Dona de um soberbo V8 de 198 cv, a picape da Chrysler tinha motor de sobra, sua maior qualidade e também seu grande inimigo

Por: Anderson Nunes / Fotos: José Roberto Bressan - 05 de novembro de 2022

A Chrysler Corporation foi a última das três grandes empresas automobilísticas dos Estados Unidos (leia-se General Motors e Ford), a comercializar seus veículos em solo brasileiro, isso no início dos anos de 1930. Como ocorreu com suas compatriotas durante esse período, diversos modelos da Chrsyler, Dodge, De Soto e Plymouth foram importados em regime de CKD, pela carioca Chrysbraz, firma controlada pelos principais acionistas da Mesbla, e posteriormente, até meados da década de 50, também pela Brasmotor (em São Bernardo do Campo, SP, a partir de 1947), pela Cipan (Rio de Janeiro, RJ) e Cirei (Porto Alegre, RS).

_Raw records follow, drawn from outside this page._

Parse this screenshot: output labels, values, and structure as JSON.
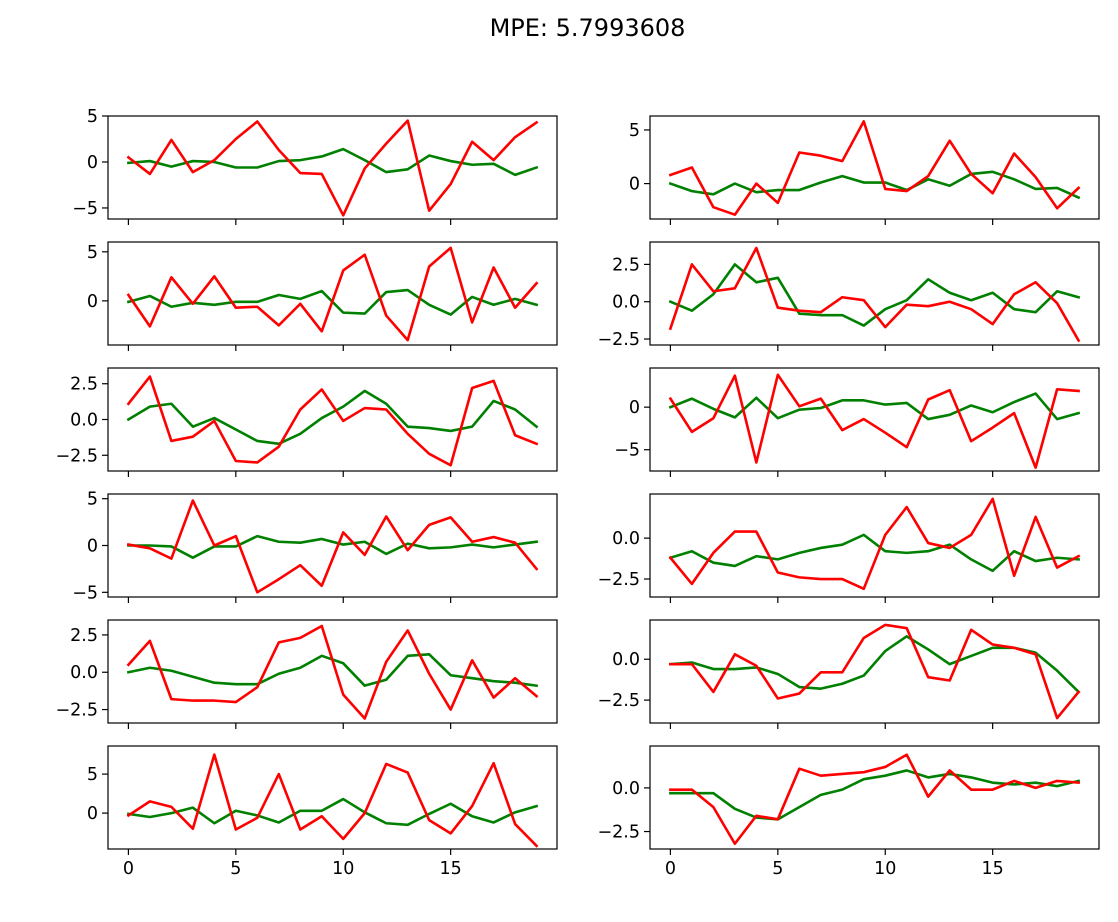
{
  "figure": {
    "title": "MPE: 5.7993608"
  },
  "chart_data": [
    {
      "type": "line",
      "title": "",
      "xlabel": "",
      "ylabel": "",
      "xlim": [
        -0.95,
        19.95
      ],
      "ylim": [
        -6.2,
        5.0
      ],
      "yticks": [
        5,
        0,
        -5
      ],
      "ytick_labels": [
        "5",
        "0",
        "−5"
      ],
      "xticks": [
        0,
        5,
        10,
        15
      ],
      "xtick_labels": [],
      "x": [
        0,
        1,
        2,
        3,
        4,
        5,
        6,
        7,
        8,
        9,
        10,
        11,
        12,
        13,
        14,
        15,
        16,
        17,
        18,
        19
      ],
      "series": [
        {
          "color": "#008000",
          "values": [
            -0.1,
            0.1,
            -0.5,
            0.1,
            0.0,
            -0.6,
            -0.6,
            0.1,
            0.2,
            0.6,
            1.4,
            0.2,
            -1.1,
            -0.8,
            0.7,
            0.1,
            -0.3,
            -0.2,
            -1.4,
            -0.6
          ]
        },
        {
          "color": "#ff0000",
          "values": [
            0.5,
            -1.3,
            2.4,
            -1.1,
            0.2,
            2.5,
            4.4,
            1.3,
            -1.2,
            -1.3,
            -5.8,
            -0.7,
            2.0,
            4.5,
            -5.3,
            -2.4,
            2.2,
            0.2,
            2.7,
            4.3
          ]
        }
      ]
    },
    {
      "type": "line",
      "title": "",
      "xlabel": "",
      "ylabel": "",
      "xlim": [
        -0.95,
        19.95
      ],
      "ylim": [
        -3.3,
        6.3
      ],
      "yticks": [
        5,
        0
      ],
      "ytick_labels": [
        "5",
        "0"
      ],
      "xticks": [
        0,
        5,
        10,
        15
      ],
      "xtick_labels": [],
      "x": [
        0,
        1,
        2,
        3,
        4,
        5,
        6,
        7,
        8,
        9,
        10,
        11,
        12,
        13,
        14,
        15,
        16,
        17,
        18,
        19
      ],
      "series": [
        {
          "color": "#008000",
          "values": [
            0.0,
            -0.7,
            -1.0,
            0.0,
            -0.8,
            -0.6,
            -0.6,
            0.1,
            0.7,
            0.1,
            0.1,
            -0.6,
            0.4,
            -0.2,
            0.9,
            1.1,
            0.4,
            -0.5,
            -0.4,
            -1.3
          ]
        },
        {
          "color": "#ff0000",
          "values": [
            0.8,
            1.5,
            -2.2,
            -2.9,
            0.0,
            -1.8,
            2.9,
            2.6,
            2.1,
            5.8,
            -0.5,
            -0.7,
            0.7,
            4.0,
            0.9,
            -0.9,
            2.8,
            0.6,
            -2.3,
            -0.4
          ]
        }
      ]
    },
    {
      "type": "line",
      "title": "",
      "xlabel": "",
      "ylabel": "",
      "xlim": [
        -0.95,
        19.95
      ],
      "ylim": [
        -4.5,
        6.0
      ],
      "yticks": [
        5,
        0
      ],
      "ytick_labels": [
        "5",
        "0"
      ],
      "xticks": [
        0,
        5,
        10,
        15
      ],
      "xtick_labels": [],
      "x": [
        0,
        1,
        2,
        3,
        4,
        5,
        6,
        7,
        8,
        9,
        10,
        11,
        12,
        13,
        14,
        15,
        16,
        17,
        18,
        19
      ],
      "series": [
        {
          "color": "#008000",
          "values": [
            -0.1,
            0.5,
            -0.6,
            -0.2,
            -0.4,
            -0.1,
            -0.1,
            0.6,
            0.2,
            1.0,
            -1.2,
            -1.3,
            0.9,
            1.1,
            -0.4,
            -1.4,
            0.4,
            -0.4,
            0.2,
            -0.4
          ]
        },
        {
          "color": "#ff0000",
          "values": [
            0.6,
            -2.6,
            2.4,
            -0.3,
            2.5,
            -0.7,
            -0.6,
            -2.5,
            -0.3,
            -3.1,
            3.1,
            4.7,
            -1.5,
            -4.0,
            3.5,
            5.4,
            -2.2,
            3.4,
            -0.7,
            1.8
          ]
        }
      ]
    },
    {
      "type": "line",
      "title": "",
      "xlabel": "",
      "ylabel": "",
      "xlim": [
        -0.95,
        19.95
      ],
      "ylim": [
        -2.9,
        4.0
      ],
      "yticks": [
        2.5,
        0.0,
        -2.5
      ],
      "ytick_labels": [
        "2.5",
        "0.0",
        "−2.5"
      ],
      "xticks": [
        0,
        5,
        10,
        15
      ],
      "xtick_labels": [],
      "x": [
        0,
        1,
        2,
        3,
        4,
        5,
        6,
        7,
        8,
        9,
        10,
        11,
        12,
        13,
        14,
        15,
        16,
        17,
        18,
        19
      ],
      "series": [
        {
          "color": "#008000",
          "values": [
            0.0,
            -0.6,
            0.5,
            2.5,
            1.3,
            1.6,
            -0.8,
            -0.9,
            -0.9,
            -1.6,
            -0.5,
            0.1,
            1.5,
            0.6,
            0.1,
            0.6,
            -0.5,
            -0.7,
            0.7,
            0.3
          ]
        },
        {
          "color": "#ff0000",
          "values": [
            -1.8,
            2.5,
            0.7,
            0.9,
            3.6,
            -0.4,
            -0.6,
            -0.7,
            0.3,
            0.1,
            -1.7,
            -0.2,
            -0.3,
            0.0,
            -0.5,
            -1.5,
            0.5,
            1.3,
            -0.1,
            -2.6
          ]
        }
      ]
    },
    {
      "type": "line",
      "title": "",
      "xlabel": "",
      "ylabel": "",
      "xlim": [
        -0.95,
        19.95
      ],
      "ylim": [
        -3.6,
        3.6
      ],
      "yticks": [
        2.5,
        0.0,
        -2.5
      ],
      "ytick_labels": [
        "2.5",
        "0.0",
        "−2.5"
      ],
      "xticks": [
        0,
        5,
        10,
        15
      ],
      "xtick_labels": [],
      "x": [
        0,
        1,
        2,
        3,
        4,
        5,
        6,
        7,
        8,
        9,
        10,
        11,
        12,
        13,
        14,
        15,
        16,
        17,
        18,
        19
      ],
      "series": [
        {
          "color": "#008000",
          "values": [
            0.0,
            0.9,
            1.1,
            -0.5,
            0.1,
            -0.7,
            -1.5,
            -1.7,
            -1.0,
            0.1,
            0.9,
            2.0,
            1.1,
            -0.5,
            -0.6,
            -0.8,
            -0.5,
            1.3,
            0.7,
            -0.5
          ]
        },
        {
          "color": "#ff0000",
          "values": [
            1.1,
            3.0,
            -1.5,
            -1.2,
            -0.1,
            -2.9,
            -3.0,
            -1.9,
            0.7,
            2.1,
            -0.1,
            0.8,
            0.7,
            -1.0,
            -2.4,
            -3.2,
            2.2,
            2.7,
            -1.1,
            -1.7
          ]
        }
      ]
    },
    {
      "type": "line",
      "title": "",
      "xlabel": "",
      "ylabel": "",
      "xlim": [
        -0.95,
        19.95
      ],
      "ylim": [
        -7.5,
        4.6
      ],
      "yticks": [
        0,
        -5
      ],
      "ytick_labels": [
        "0",
        "−5"
      ],
      "xticks": [
        0,
        5,
        10,
        15
      ],
      "xtick_labels": [],
      "x": [
        0,
        1,
        2,
        3,
        4,
        5,
        6,
        7,
        8,
        9,
        10,
        11,
        12,
        13,
        14,
        15,
        16,
        17,
        18,
        19
      ],
      "series": [
        {
          "color": "#008000",
          "values": [
            0.0,
            1.0,
            -0.2,
            -1.2,
            1.1,
            -1.3,
            -0.3,
            -0.1,
            0.8,
            0.8,
            0.3,
            0.5,
            -1.4,
            -0.9,
            0.2,
            -0.6,
            0.6,
            1.6,
            -1.4,
            -0.7
          ]
        },
        {
          "color": "#ff0000",
          "values": [
            1.0,
            -2.9,
            -1.3,
            3.7,
            -6.5,
            3.8,
            0.1,
            1.0,
            -2.7,
            -1.4,
            -3.0,
            -4.7,
            0.9,
            2.0,
            -4.0,
            -2.4,
            -0.7,
            -7.1,
            2.1,
            1.9
          ]
        }
      ]
    },
    {
      "type": "line",
      "title": "",
      "xlabel": "",
      "ylabel": "",
      "xlim": [
        -0.95,
        19.95
      ],
      "ylim": [
        -5.5,
        5.5
      ],
      "yticks": [
        5,
        0,
        -5
      ],
      "ytick_labels": [
        "5",
        "0",
        "−5"
      ],
      "xticks": [
        0,
        5,
        10,
        15
      ],
      "xtick_labels": [],
      "x": [
        0,
        1,
        2,
        3,
        4,
        5,
        6,
        7,
        8,
        9,
        10,
        11,
        12,
        13,
        14,
        15,
        16,
        17,
        18,
        19
      ],
      "series": [
        {
          "color": "#008000",
          "values": [
            0.0,
            0.0,
            -0.1,
            -1.3,
            -0.1,
            -0.1,
            1.0,
            0.4,
            0.3,
            0.7,
            0.1,
            0.4,
            -0.9,
            0.2,
            -0.3,
            -0.2,
            0.1,
            -0.2,
            0.1,
            0.4
          ]
        },
        {
          "color": "#ff0000",
          "values": [
            0.1,
            -0.3,
            -1.4,
            4.8,
            0.0,
            1.0,
            -5.0,
            -3.6,
            -2.1,
            -4.3,
            1.4,
            -1.0,
            3.1,
            -0.5,
            2.2,
            3.0,
            0.4,
            0.9,
            0.3,
            -2.5
          ]
        }
      ]
    },
    {
      "type": "line",
      "title": "",
      "xlabel": "",
      "ylabel": "",
      "xlim": [
        -0.95,
        19.95
      ],
      "ylim": [
        -3.6,
        2.7
      ],
      "yticks": [
        0.0,
        -2.5
      ],
      "ytick_labels": [
        "0.0",
        "−2.5"
      ],
      "xticks": [
        0,
        5,
        10,
        15
      ],
      "xtick_labels": [],
      "x": [
        0,
        1,
        2,
        3,
        4,
        5,
        6,
        7,
        8,
        9,
        10,
        11,
        12,
        13,
        14,
        15,
        16,
        17,
        18,
        19
      ],
      "series": [
        {
          "color": "#008000",
          "values": [
            -1.2,
            -0.8,
            -1.5,
            -1.7,
            -1.1,
            -1.3,
            -0.9,
            -0.6,
            -0.4,
            0.2,
            -0.8,
            -0.9,
            -0.8,
            -0.4,
            -1.3,
            -2.0,
            -0.8,
            -1.4,
            -1.2,
            -1.3
          ]
        },
        {
          "color": "#ff0000",
          "values": [
            -1.2,
            -2.8,
            -0.9,
            0.4,
            0.4,
            -2.1,
            -2.4,
            -2.5,
            -2.5,
            -3.1,
            0.2,
            1.9,
            -0.3,
            -0.6,
            0.2,
            2.4,
            -2.3,
            1.3,
            -1.8,
            -1.1
          ]
        }
      ]
    },
    {
      "type": "line",
      "title": "",
      "xlabel": "",
      "ylabel": "",
      "xlim": [
        -0.95,
        19.95
      ],
      "ylim": [
        -3.4,
        3.5
      ],
      "yticks": [
        2.5,
        0.0,
        -2.5
      ],
      "ytick_labels": [
        "2.5",
        "0.0",
        "−2.5"
      ],
      "xticks": [
        0,
        5,
        10,
        15
      ],
      "xtick_labels": [],
      "x": [
        0,
        1,
        2,
        3,
        4,
        5,
        6,
        7,
        8,
        9,
        10,
        11,
        12,
        13,
        14,
        15,
        16,
        17,
        18,
        19
      ],
      "series": [
        {
          "color": "#008000",
          "values": [
            0.0,
            0.3,
            0.1,
            -0.3,
            -0.7,
            -0.8,
            -0.8,
            -0.1,
            0.3,
            1.1,
            0.6,
            -0.9,
            -0.5,
            1.1,
            1.2,
            -0.2,
            -0.4,
            -0.6,
            -0.7,
            -0.9
          ]
        },
        {
          "color": "#ff0000",
          "values": [
            0.5,
            2.1,
            -1.8,
            -1.9,
            -1.9,
            -2.0,
            -1.0,
            2.0,
            2.3,
            3.1,
            -1.5,
            -3.1,
            0.7,
            2.8,
            -0.1,
            -2.5,
            0.8,
            -1.7,
            -0.4,
            -1.6
          ]
        }
      ]
    },
    {
      "type": "line",
      "title": "",
      "xlabel": "",
      "ylabel": "",
      "xlim": [
        -0.95,
        19.95
      ],
      "ylim": [
        -3.9,
        2.4
      ],
      "yticks": [
        0.0,
        -2.5
      ],
      "ytick_labels": [
        "0.0",
        "−2.5"
      ],
      "xticks": [
        0,
        5,
        10,
        15
      ],
      "xtick_labels": [],
      "x": [
        0,
        1,
        2,
        3,
        4,
        5,
        6,
        7,
        8,
        9,
        10,
        11,
        12,
        13,
        14,
        15,
        16,
        17,
        18,
        19
      ],
      "series": [
        {
          "color": "#008000",
          "values": [
            -0.3,
            -0.2,
            -0.6,
            -0.6,
            -0.5,
            -0.9,
            -1.7,
            -1.8,
            -1.5,
            -1.0,
            0.5,
            1.4,
            0.6,
            -0.3,
            0.2,
            0.7,
            0.7,
            0.4,
            -0.7,
            -2.0
          ]
        },
        {
          "color": "#ff0000",
          "values": [
            -0.3,
            -0.3,
            -2.0,
            0.3,
            -0.4,
            -2.4,
            -2.1,
            -0.8,
            -0.8,
            1.3,
            2.1,
            1.9,
            -1.1,
            -1.3,
            1.8,
            0.9,
            0.7,
            0.3,
            -3.6,
            -2.0
          ]
        }
      ]
    },
    {
      "type": "line",
      "title": "",
      "xlabel": "",
      "ylabel": "",
      "xlim": [
        -0.95,
        19.95
      ],
      "ylim": [
        -4.6,
        8.6
      ],
      "yticks": [
        5,
        0
      ],
      "ytick_labels": [
        "5",
        "0"
      ],
      "xticks": [
        0,
        5,
        10,
        15
      ],
      "xtick_labels": [
        "0",
        "5",
        "10",
        "15"
      ],
      "x": [
        0,
        1,
        2,
        3,
        4,
        5,
        6,
        7,
        8,
        9,
        10,
        11,
        12,
        13,
        14,
        15,
        16,
        17,
        18,
        19
      ],
      "series": [
        {
          "color": "#008000",
          "values": [
            -0.1,
            -0.5,
            0.0,
            0.7,
            -1.3,
            0.3,
            -0.3,
            -1.2,
            0.3,
            0.3,
            1.8,
            0.1,
            -1.3,
            -1.5,
            -0.1,
            1.2,
            -0.4,
            -1.2,
            0.1,
            0.9
          ]
        },
        {
          "color": "#ff0000",
          "values": [
            -0.3,
            1.5,
            0.8,
            -2.0,
            7.5,
            -2.1,
            -0.6,
            5.0,
            -2.1,
            -0.4,
            -3.3,
            0.0,
            6.3,
            5.2,
            -0.9,
            -2.6,
            0.9,
            6.4,
            -1.4,
            -4.2
          ]
        }
      ]
    },
    {
      "type": "line",
      "title": "",
      "xlabel": "",
      "ylabel": "",
      "xlim": [
        -0.95,
        19.95
      ],
      "ylim": [
        -3.5,
        2.4
      ],
      "yticks": [
        0.0,
        -2.5
      ],
      "ytick_labels": [
        "0.0",
        "−2.5"
      ],
      "xticks": [
        0,
        5,
        10,
        15
      ],
      "xtick_labels": [
        "0",
        "5",
        "10",
        "15"
      ],
      "x": [
        0,
        1,
        2,
        3,
        4,
        5,
        6,
        7,
        8,
        9,
        10,
        11,
        12,
        13,
        14,
        15,
        16,
        17,
        18,
        19
      ],
      "series": [
        {
          "color": "#008000",
          "values": [
            -0.3,
            -0.3,
            -0.3,
            -1.2,
            -1.7,
            -1.8,
            -1.1,
            -0.4,
            -0.1,
            0.5,
            0.7,
            1.0,
            0.6,
            0.8,
            0.6,
            0.3,
            0.2,
            0.3,
            0.1,
            0.4
          ]
        },
        {
          "color": "#ff0000",
          "values": [
            -0.1,
            -0.1,
            -1.1,
            -3.2,
            -1.6,
            -1.8,
            1.1,
            0.7,
            0.8,
            0.9,
            1.2,
            1.9,
            -0.5,
            1.0,
            -0.1,
            -0.1,
            0.4,
            0.0,
            0.4,
            0.3
          ]
        }
      ]
    }
  ]
}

Coube à Brasmotor – a companhia mais bem estrutura daquele tempo – montar mais de 3.500 carros e quase 12 mil veículos comerciais em um período de oito anos. Mesmo com a boa receptividade que seus produtos alcançaram perante aos consumidores brasileiros, além do advento do GEIA e dos incentivos do governo brasileiro à implantação da indústria automotiva no país, a matriz nos Estados Unidos não se interessou nesse primeiro momento a cravar uma unidade conjunta, encaminhada em 1956 pela Brasmotor, que visava à produção local de 6.000 unidades/ano do Plymouth Savoy, com 65% de nacionalização.

SEGUIR A CARTILHA

A Chrysler decidiu fincar os pés no Brasil em outubro de 1966, foi quando a empresa estadunidense adquiriu o controle acionário da francesa Simca, que operava no país desde 1958. Tal movimento fazia parte de um plano de expansão internacional da Chrysler. A incorporação oficial do fabricante francês entretanto, só se concretizou em 30 de novembro de 1967, quando a totalidade das ações da Simca (Sociedade Industrial de Mecânica e Carroceria Automotiva) passaram para as mãos da Chrysler Internacional S/A, criando a Chrysler do Brasil S.A.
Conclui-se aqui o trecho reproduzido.